Harmful algal blooms threaten the water quality of many eutrophic and hypertrophic lakes and cause severe ecological and economic damage worldwide. Dense blooms often deplete the dissolved CO2 concentration and raise pH. Yet, quantitative prediction of the feedbacks between phytoplankton growth, CO2 drawdown and the inorganic carbon chemistry of aquatic ecosystems has received surprisingly little attention. Here, we develop a mathematical model to predict dynamic changes in dissolved inorganic carbon (DIC), pH and alkalinity during phytoplankton bloom development. We tested the model in chemostat experiments with the freshwater cyanobacterium Microcystis aeruginosa at different CO2 levels. The experiments showed that dense blooms sequestered large amounts of atmospheric CO2, not only by their own biomass production but also by inducing a high pH and alkalinity that enhanced the capacity for DIC storage in the system. We used the model to explore how phytoplankton blooms of eutrophic waters will respond to rising CO2 levels. The model predicts that (1) dense phytoplankton blooms in low- and moderately alkaline waters can deplete the dissolved CO2 concentration to limiting levels and raise the pH over a relatively wide range of atmospheric CO2 conditions, (2) rising atmospheric CO2 levels will enhance phytoplankton blooms in low- and moderately alkaline waters with high nutrient loads, and (3) above some threshold, rising atmospheric CO2 will alleviate phytoplankton blooms from carbon limitation, resulting in less intense CO2 depletion and a lesser increase in pH. Sensitivity analysis indicated that the model predictions were qualitatively robust.
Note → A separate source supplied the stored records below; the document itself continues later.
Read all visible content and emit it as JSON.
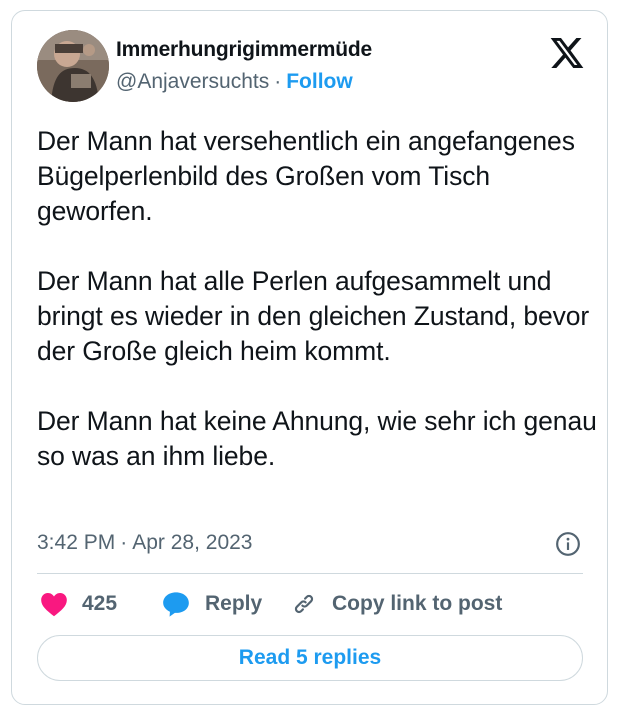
{
  "author": {
    "display_name": "Immerhungrigimmermüde",
    "handle": "@Anjaversuchts",
    "separator": "·",
    "follow_label": "Follow"
  },
  "tweet": {
    "paragraphs": [
      "Der Mann hat versehentlich ein angefangenes Bügelperlenbild des Großen vom Tisch geworfen.",
      "Der Mann hat alle Perlen aufgesammelt und bringt es wieder in den gleichen Zustand, bevor der Große gleich heim kommt.",
      "Der Mann hat keine Ahnung, wie sehr ich genau so was an ihm liebe."
    ],
    "time": "3:42 PM",
    "separator": "·",
    "date": "Apr 28, 2023"
  },
  "actions": {
    "like_count": "425",
    "reply_label": "Reply",
    "copy_link_label": "Copy link to post"
  },
  "read_replies_label": "Read 5 replies",
  "colors": {
    "accent": "#1d9bf0",
    "like": "#f91880",
    "muted": "#536471",
    "border": "#cfd9de"
  },
  "icons": [
    "x-logo-icon",
    "info-icon",
    "heart-icon",
    "reply-bubble-icon",
    "link-icon"
  ]
}
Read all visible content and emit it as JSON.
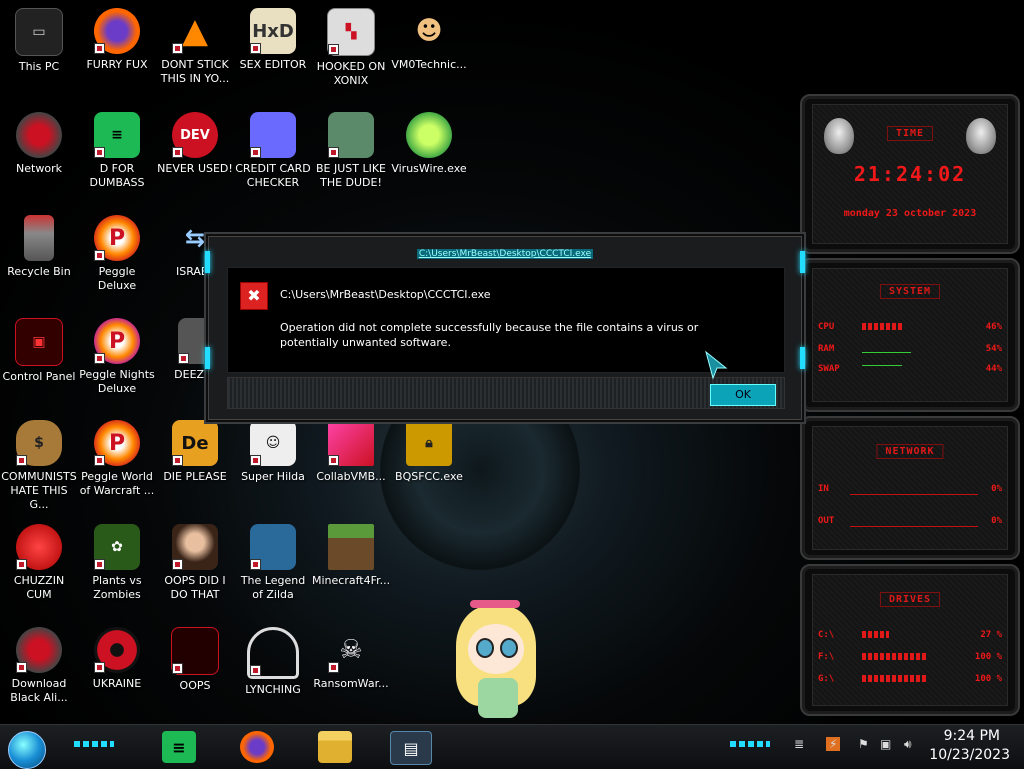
{
  "desktop": {
    "icons": [
      {
        "label": "This PC"
      },
      {
        "label": "FURRY FUX"
      },
      {
        "label": "DONT STICK THIS IN YO..."
      },
      {
        "label": "SEX EDITOR"
      },
      {
        "label": "HOOKED ON XONIX"
      },
      {
        "label": "VM0Technic..."
      },
      {
        "label": "Network"
      },
      {
        "label": "D FOR DUMBASS"
      },
      {
        "label": "NEVER USED!"
      },
      {
        "label": "CREDIT CARD CHECKER"
      },
      {
        "label": "BE JUST LIKE THE DUDE!"
      },
      {
        "label": "VirusWire.exe"
      },
      {
        "label": "Recycle Bin"
      },
      {
        "label": "Peggle Deluxe"
      },
      {
        "label": "ISRAEL"
      },
      {
        "label": "Control Panel"
      },
      {
        "label": "Peggle Nights Deluxe"
      },
      {
        "label": "DEEZ N"
      },
      {
        "label": "COMMUNISTS HATE THIS G..."
      },
      {
        "label": "Peggle World of Warcraft ..."
      },
      {
        "label": "DIE PLEASE"
      },
      {
        "label": "Super Hilda"
      },
      {
        "label": "CollabVMB..."
      },
      {
        "label": "BQSFCC.exe"
      },
      {
        "label": "CHUZZIN CUM"
      },
      {
        "label": "Plants vs Zombies"
      },
      {
        "label": "OOPS DID I DO THAT"
      },
      {
        "label": "The Legend of Zilda"
      },
      {
        "label": "Minecraft4Fr..."
      },
      {
        "label": "Download Black Ali..."
      },
      {
        "label": "UKRAINE"
      },
      {
        "label": "OOPS"
      },
      {
        "label": "LYNCHING"
      },
      {
        "label": "RansomWar..."
      }
    ]
  },
  "dialog": {
    "title": "C:\\Users\\MrBeast\\Desktop\\CCCTCI.exe",
    "error_glyph": "✖",
    "path": "C:\\Users\\MrBeast\\Desktop\\CCCTCI.exe",
    "message": "Operation did not complete successfully because the file contains a virus or potentially unwanted software.",
    "ok_label": "OK"
  },
  "widgets": {
    "time": {
      "title": "TIME",
      "clock": "21:24:02",
      "date": "monday 23 october 2023"
    },
    "system": {
      "title": "SYSTEM",
      "rows": [
        {
          "name": "CPU",
          "value": "46%",
          "level": 0.46
        },
        {
          "name": "RAM",
          "value": "54%",
          "level": 0.54
        },
        {
          "name": "SWAP",
          "value": "44%",
          "level": 0.44
        }
      ]
    },
    "network": {
      "title": "NETWORK",
      "rows": [
        {
          "name": "IN",
          "value": "0%"
        },
        {
          "name": "OUT",
          "value": "0%"
        }
      ]
    },
    "drives": {
      "title": "DRIVES",
      "rows": [
        {
          "name": "C:\\",
          "value": "27 %",
          "level": 0.27
        },
        {
          "name": "F:\\",
          "value": "100 %",
          "level": 1.0
        },
        {
          "name": "G:\\",
          "value": "100 %",
          "level": 1.0
        }
      ]
    }
  },
  "taskbar": {
    "time": "9:24 PM",
    "date": "10/23/2023",
    "pinned": [
      "spotify-icon",
      "firefox-icon",
      "file-explorer-icon",
      "active-window-icon"
    ]
  },
  "colors": {
    "accent": "#22ddff",
    "widget_red": "#e01818",
    "ok_button": "#0aa3b8",
    "error_red": "#d22222"
  }
}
Quantitatively, the predictions were sensitive to variation in lake depth, DIC input and CO2 gas transfer across the air-water interface, but relatively robust to variation in the carbon uptake mechanisms of phytoplankton. In total, these findings warn that rising CO2 levels may result in a marked intensification of phytoplankton blooms in eutrophic and hypertrophic waters.

Eutrophication Raises Phytoplankton Biomass

Additionally, there are still more factors that increase phytoplankton numbers. One being that increased levels of fertilizer in water runoff from farming also increases their nutrients supply and boosts biomass.

This increased nutrient loading of predominantly nitrogen and phosphorous from river runoff is a worldwide phenomenon resulting in there being too many phytoplankton in numerous locations around the world. This process known as “eutrophication” has resulted in a substantial increase in phytoplankton blooms around the world.

A team of researchers from Stanford University have proven that there is link with fertilizers and a common result of eutrophication is:

  • Increasing biomass of phytoplankton resulting in ‘algal blooms’.

It is illustrated here that the slight warming up till the turn of the century (from whatever source) increased levels of CO2 and increased eutrophication all lead to increased phytoplankton biomass.

Yet alarmist climate science managed to find a century-long decline which has been exposed to be little more than a measurement bias. There is also clear evidence of media bias in favour of alleged phytoplankton decline with a distinct lack of space offered to opposing research in the matter

So is phytoplankton biomass really in decline or can we once again dismiss such an environmental scare story as a coordinated promotion by alarmist ‘scientists’ in tandem with a sensation-hungry media?